2) Au titre de son second moyen, le Destinataire reprochait à la Cour d’appel de Paris d’avoir rejeté sa demande de dommages-intérêts, sans avoir recherché, comme cela lui était demandé, « si le transporteur n’avait pas commis une négligence fautive en effectuant les transports demandés par le donneur d’ordre dont il connaissait les difficultés, qui ne payait plus depuis neuf mois quand les factures devaient être réglées dans le délai de trente jours, sans même lui adresser de mise en demeure et sans pratiquer de rétention ».

Selon le Destinataire, cette circonstance justifiait une obligation du Transporteur à réparer le préjudice subi par le Destinataire du fait de sa condamnation à payer lesdits transports en application de l’article L. 132-8 du Code de commerce.

Sans surprise, ce moyen est également rejeté par la Cour de cassation, qui relève que les juges du fond, après avoir constaté que le Destinataire réclamait une indemnité du même montant que celui de sa condamnation au titre de sa garantie en invoquant la négligence fautive du Transporteur, ont énoncé exactement que « le paiement du prix du transport réclamé par le voiturier au destinataire sur le fondement de l’article L. 132-8 du code de commerce, qui n’est que l’exécution d’une obligation légale de garantie, ne peut constituer un préjudice indemnisable ».

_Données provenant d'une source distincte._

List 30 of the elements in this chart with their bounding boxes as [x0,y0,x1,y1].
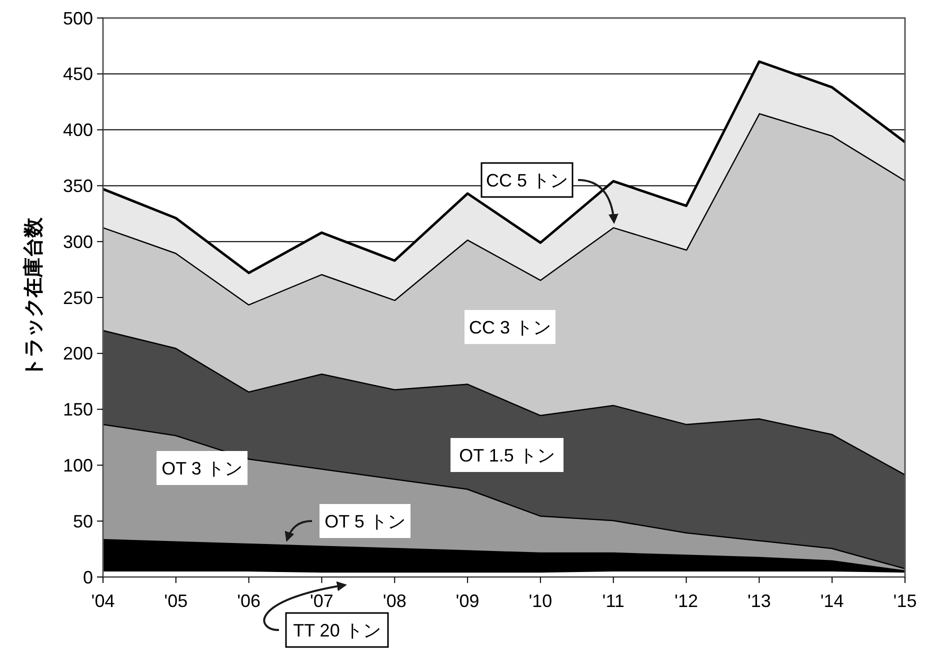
series-label: OT 1.5 トン [459,445,555,466]
series-label: OT 5 トン [324,511,406,532]
y-tick-label: 100 [62,456,93,476]
x-tick-label: '11 [602,591,624,611]
y-tick-label: 300 [62,232,93,252]
y-axis-title: トラック在庫台数 [22,216,45,378]
x-tick-label: '06 [237,591,261,611]
x-tick-label: '13 [747,591,771,611]
x-tick-label: '04 [91,591,115,611]
series-label: OT 3 トン [162,458,242,478]
x-tick-label: '14 [820,591,844,611]
y-tick-label: 400 [62,120,93,140]
x-tick-label: '07 [310,591,334,611]
y-tick-label: 0 [82,567,93,588]
x-tick-label: '12 [674,591,698,611]
y-tick-label: 450 [62,64,93,84]
y-tick-label: 250 [62,288,93,308]
y-tick-label: 150 [62,400,93,420]
x-tick-label: '05 [164,591,188,611]
y-tick-label: 50 [72,511,93,532]
y-tick-label: 500 [62,8,93,28]
series-label: CC 5 トン [486,170,568,190]
x-tick-label: '10 [528,591,552,611]
y-tick-label: 350 [62,176,93,196]
x-tick-label: '09 [456,591,480,611]
series-label: CC 3 トン [468,317,552,338]
x-tick-label: '08 [382,591,406,611]
y-tick-label: 200 [62,344,93,364]
text: TT 20 トン [293,620,381,640]
x-tick-label: '15 [893,591,917,611]
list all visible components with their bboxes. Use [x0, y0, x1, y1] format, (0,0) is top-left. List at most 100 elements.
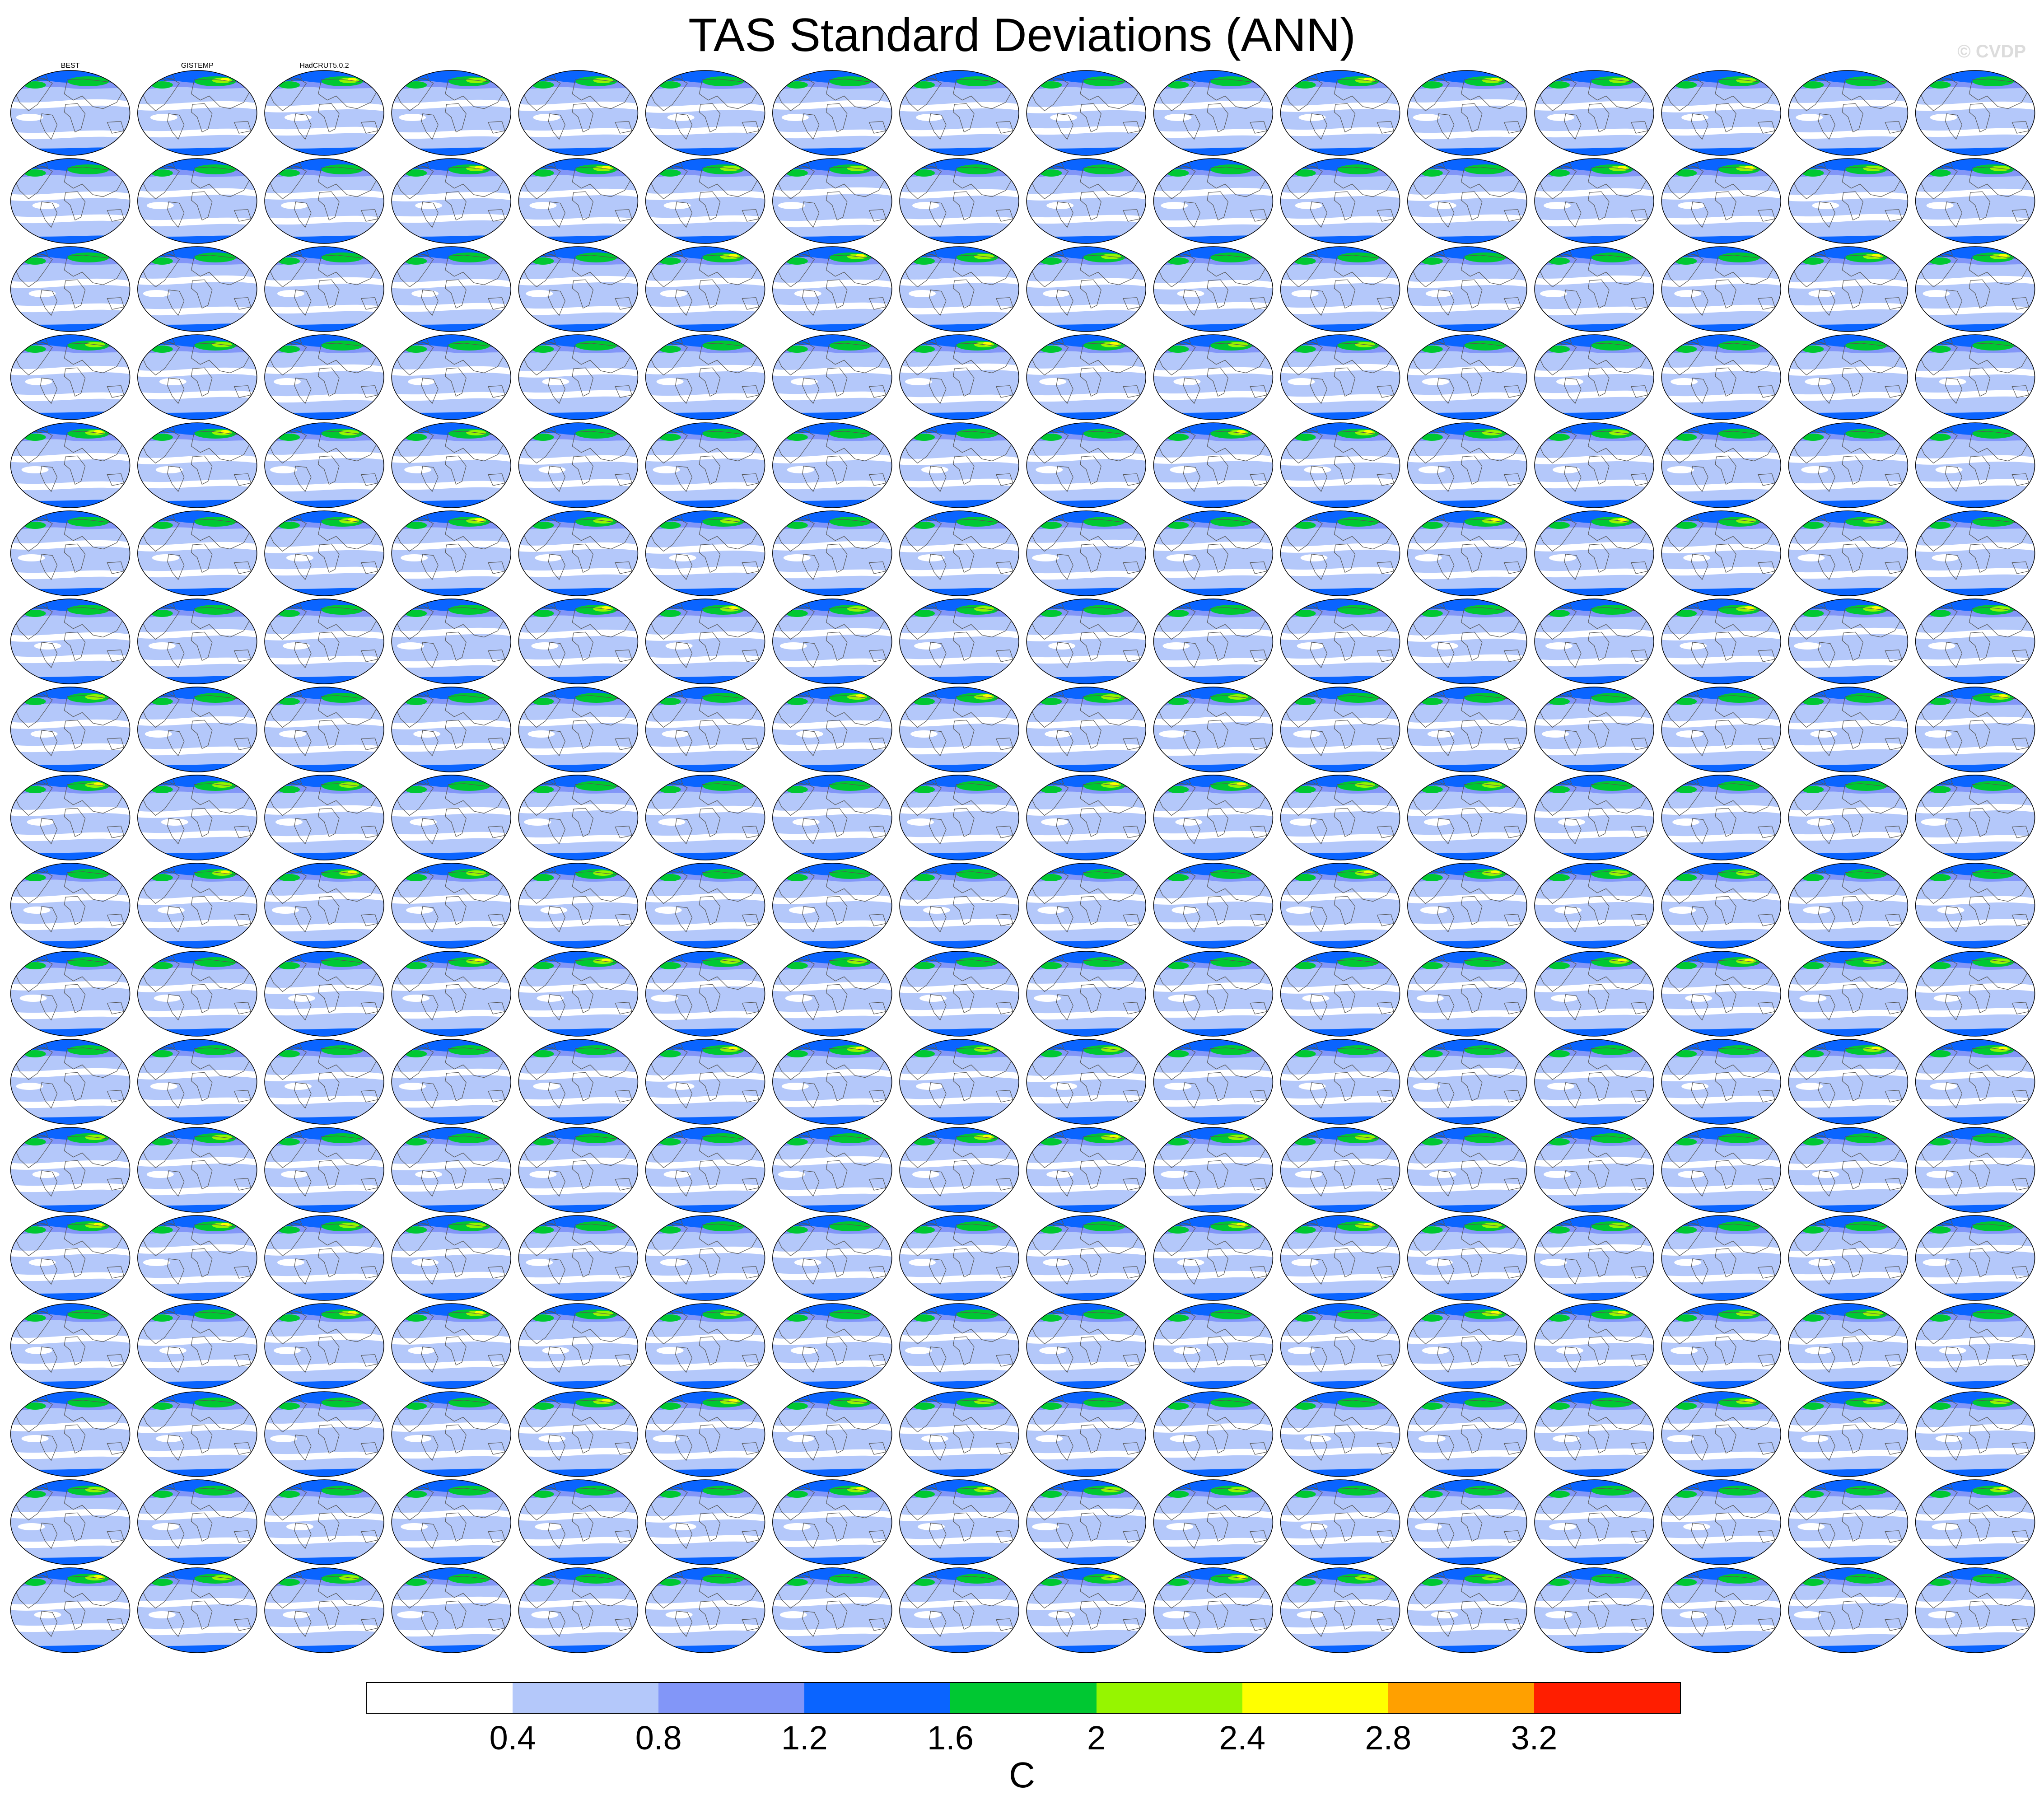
field-patch — [402, 995, 429, 1002]
map-panel — [3, 334, 138, 420]
field-antarctic — [1908, 940, 2043, 949]
field-land-patch — [1421, 169, 1443, 177]
field-patch — [1921, 818, 1948, 826]
map-panel — [1526, 422, 1662, 508]
field-patch — [1431, 642, 1458, 650]
map-panel — [1908, 951, 2043, 1037]
field-antarctic — [1018, 323, 1154, 332]
field-patch — [1547, 114, 1574, 121]
map-panel — [1653, 687, 1789, 772]
field-land-patch — [24, 522, 46, 529]
field-patch — [1290, 818, 1317, 826]
field-land-patch — [1675, 610, 1697, 617]
field-land-patch — [405, 1402, 427, 1410]
map-panel — [638, 1479, 773, 1565]
field-patch — [669, 554, 696, 561]
field-land-patch — [786, 1050, 808, 1057]
field-antarctic — [1400, 1292, 1535, 1301]
field-antarctic — [765, 1116, 900, 1125]
map-panel — [1780, 1215, 1916, 1301]
map-panel — [1145, 158, 1281, 244]
map-panel — [257, 246, 392, 332]
field-land-patch — [659, 1314, 681, 1322]
field-land-patch — [1167, 169, 1189, 177]
map-panel — [1400, 863, 1535, 949]
field-antarctic — [1908, 852, 2043, 860]
field-patch — [923, 907, 950, 914]
field-land-patch — [1421, 962, 1443, 969]
map-panel — [638, 1303, 773, 1389]
map-panel — [383, 951, 519, 1037]
map-panel — [1653, 158, 1789, 244]
map-panel — [891, 422, 1027, 508]
field-antarctic — [1780, 1468, 1916, 1477]
field-land-patch — [1675, 962, 1697, 969]
field-antarctic — [638, 147, 773, 156]
field-antarctic — [257, 1292, 392, 1301]
map-panel — [1400, 1215, 1535, 1301]
map-panel — [510, 510, 646, 596]
field-patch — [529, 1171, 556, 1178]
field-land-patch — [659, 1138, 681, 1145]
field-land-patch — [405, 522, 427, 529]
field-land-patch — [913, 81, 935, 89]
field-antarctic — [1908, 1028, 2043, 1037]
field-land-patch — [1040, 1050, 1062, 1057]
field-land-patch — [1802, 169, 1824, 177]
map-panel — [510, 158, 646, 244]
field-patch — [25, 378, 52, 385]
field-land-patch — [278, 1050, 300, 1057]
field-antarctic — [1653, 676, 1789, 684]
field-land-patch — [1548, 1402, 1570, 1410]
field-land-patch — [1675, 434, 1697, 441]
field-patch — [914, 642, 941, 650]
field-land-patch — [659, 1402, 681, 1410]
field-antarctic — [257, 411, 392, 420]
field-antarctic — [1526, 411, 1662, 420]
map-panel — [1273, 1039, 1408, 1125]
field-land-patch — [1167, 81, 1189, 89]
field-patch — [778, 202, 805, 209]
map-panel — [383, 1303, 519, 1389]
map-panel — [1526, 951, 1662, 1037]
field-antarctic — [1653, 1204, 1789, 1213]
map-panel — [765, 1303, 900, 1389]
map-panel — [1908, 1127, 2043, 1213]
field-land-patch — [1675, 786, 1697, 793]
field-antarctic — [1145, 1380, 1281, 1389]
field-antarctic — [130, 852, 265, 860]
field-land-patch — [659, 786, 681, 793]
field-patch — [274, 1347, 301, 1354]
field-patch — [1544, 202, 1571, 209]
field-antarctic — [1273, 588, 1408, 596]
field-antarctic — [383, 852, 519, 860]
field-land-patch — [913, 786, 935, 793]
field-antarctic — [1400, 676, 1535, 684]
field-land-patch — [151, 698, 173, 705]
field-antarctic — [1273, 764, 1408, 772]
field-land-patch — [1294, 434, 1316, 441]
field-patch — [1930, 1083, 1957, 1090]
field-land-patch — [913, 169, 935, 177]
field-antarctic — [638, 411, 773, 420]
field-patch — [912, 202, 939, 209]
field-land-patch — [532, 522, 554, 529]
field-land-patch — [1929, 786, 1951, 793]
field-patch — [909, 290, 936, 297]
field-antarctic — [1145, 1468, 1281, 1477]
field-patch — [657, 1347, 684, 1354]
field-land-patch — [278, 1491, 300, 1498]
field-land-patch — [1040, 786, 1062, 793]
field-antarctic — [765, 500, 900, 508]
map-panel — [638, 598, 773, 684]
field-antarctic — [638, 500, 773, 508]
field-land-patch — [1802, 786, 1824, 793]
field-patch — [1050, 1083, 1077, 1090]
map-panel — [1273, 951, 1408, 1037]
field-land-patch — [532, 1402, 554, 1410]
field-land-patch — [1548, 786, 1570, 793]
map-panel — [1908, 422, 2043, 508]
map-panel — [3, 1127, 138, 1213]
map-panel — [1653, 1127, 1789, 1213]
map-panel — [891, 510, 1027, 596]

Ce faisant, la Cour de cassation confirme encore sa jurisprudence sur les conditions d’exercice de l’article L. 132-8 du Code de commerce. Elle s’était en effet déjà prononcée sur ce dernier point, en jugeant même que « la circonstance que le transporteur ait connu les difficultés de trésorerie de son donneur d’ordre ne lui interdit pas d’exercer l’action directe prévue par l’article L. 132-8 du code de commerce » (Cass. com., 7 avr. 2009, n° 08-12.919). Même en cas d’imprudence avérée, le transporteur n’est donc pas privé de l’action directe à l’encontre du destinataire des marchandises.